My favorite poem by Lucille Clifton:
the mississippi river runs into the gulf
and the gulf enters the sea and so forth,
none of them emptying anything,
all of them carrying yesterday
forever on their white tipped backs,
all of them dragging forward tomorrow.
it is the great circulation
of the earth’s body, like the blood
of the gods, this river in which the past
is always flowing. every water
is the same water coming round.
everyday someone is standing on the edge
of this river, staring into time,
whispering mistakenly:
only here. only now.
Every water is the same water coming round. I love how Lucille captured the cyclical and interconnected nature of everything in this poem. She points to our mistake of thinking any thing or place or person can be separated from another. The water in the Atlantic is also the water in the Pacific and the Adriatic and so on.
I learned the concept of interdependence through Buddhism.

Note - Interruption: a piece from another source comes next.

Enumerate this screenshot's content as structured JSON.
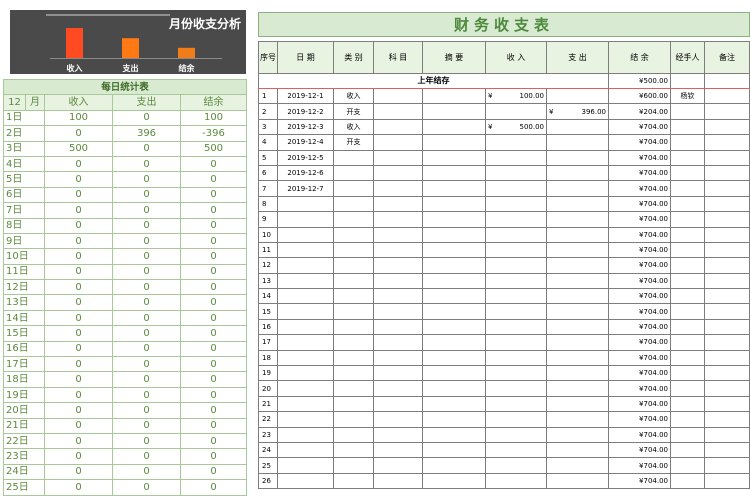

Nothing can create itself without the help or presence of another thing or condition. Seeds will not grow without water and light; children will not be conceived without two specific cells and a conducive environment; water requires both hydrogen and oxygen. Try as we may to individuate ourselves, divide ourselves into this group and that — us and them, it’s not possible. It’s not possible to prevent a drop of the Atlantic from becoming a drop of the Pacific. It’s not possible for humans to completely separate themselves from each other, the past, and the future. For me, all of this is present metaphorically in Lucille’s poem.
The title poem of my new book was written in response to a painting in which water features prominently. In my poem, water functions as both connector and divider of different lands, a thief of my grandfather’s native Italian language, a source of fossils and livelihoods. It is essential for life and can also take life away.
I can’t remember a time when I was not fascinated by water, its power — its ability to change, create and destroy. I hope you will set sail with me on the journey that is this book, questions for water.